Question

Find the area of the region bounded by the ellipse $\frac{x^2}{16}+\frac{y^2}{9}=1$

Answer 1

The given equation of the ellipse, $\frac{x^2}{16}+\frac{y^2}{9}=1$ ,can be represented as

It can be observed that the ellipse is symmetrical about x-axis and y-axis.

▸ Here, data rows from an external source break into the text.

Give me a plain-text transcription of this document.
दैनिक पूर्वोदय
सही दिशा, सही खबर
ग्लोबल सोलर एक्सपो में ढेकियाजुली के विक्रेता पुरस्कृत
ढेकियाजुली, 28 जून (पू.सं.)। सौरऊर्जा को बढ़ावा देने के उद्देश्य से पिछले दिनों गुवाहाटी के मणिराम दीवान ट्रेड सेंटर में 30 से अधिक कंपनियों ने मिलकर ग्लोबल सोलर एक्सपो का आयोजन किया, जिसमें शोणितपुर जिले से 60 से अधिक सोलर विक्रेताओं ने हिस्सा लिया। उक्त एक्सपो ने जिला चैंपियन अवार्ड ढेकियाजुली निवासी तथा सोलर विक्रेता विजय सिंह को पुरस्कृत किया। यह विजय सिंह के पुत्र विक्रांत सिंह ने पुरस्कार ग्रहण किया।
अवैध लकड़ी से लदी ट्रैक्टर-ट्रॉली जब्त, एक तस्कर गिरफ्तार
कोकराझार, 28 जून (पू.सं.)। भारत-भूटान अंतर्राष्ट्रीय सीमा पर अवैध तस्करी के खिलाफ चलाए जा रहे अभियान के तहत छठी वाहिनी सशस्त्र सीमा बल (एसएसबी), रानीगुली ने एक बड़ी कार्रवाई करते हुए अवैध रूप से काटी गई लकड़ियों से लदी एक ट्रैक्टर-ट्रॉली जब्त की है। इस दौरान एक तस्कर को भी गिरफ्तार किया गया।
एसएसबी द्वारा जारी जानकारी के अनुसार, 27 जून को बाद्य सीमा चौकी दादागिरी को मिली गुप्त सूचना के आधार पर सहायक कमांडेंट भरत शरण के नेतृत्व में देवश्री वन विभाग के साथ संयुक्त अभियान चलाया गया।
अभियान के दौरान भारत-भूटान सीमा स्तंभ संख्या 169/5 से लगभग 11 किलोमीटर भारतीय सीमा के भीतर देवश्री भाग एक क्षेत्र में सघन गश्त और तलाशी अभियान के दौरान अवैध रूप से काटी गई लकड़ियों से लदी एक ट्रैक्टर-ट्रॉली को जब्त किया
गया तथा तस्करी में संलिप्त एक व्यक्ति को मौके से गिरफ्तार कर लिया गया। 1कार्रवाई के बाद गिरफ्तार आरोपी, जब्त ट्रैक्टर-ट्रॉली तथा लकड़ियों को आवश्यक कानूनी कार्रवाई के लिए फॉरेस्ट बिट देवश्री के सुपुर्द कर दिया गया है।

∴Area bounded by ellipse=4×Area of OAB

Area of OAB=$\int^4_0ydx$

=$\int^4_03\sqrt{1-\frac{x^2}{16}}dx$

=$\frac{3}{4}\int^4_0\sqrt{16-x^2}dx$

=$\frac{3}{4}\bigg[\frac{x}{2}\sqrt{16-x^2}+\frac{16}{2}\sin^{-1}\frac{x}{4}\bigg]^4_0$

=$\frac{3}{4}$[2$\sqrt{16-16}$+8sin-1(1)-0-8sin-1(0)]

=$\frac{3}{4}\bigg[\frac{8\pi}{2}\bigg]$

=$\frac{3}{4}[4\pi]$

=3$\pi$

Therefore, area bounded by the ellipse= 4×3$\pi$=12$\pi$ units.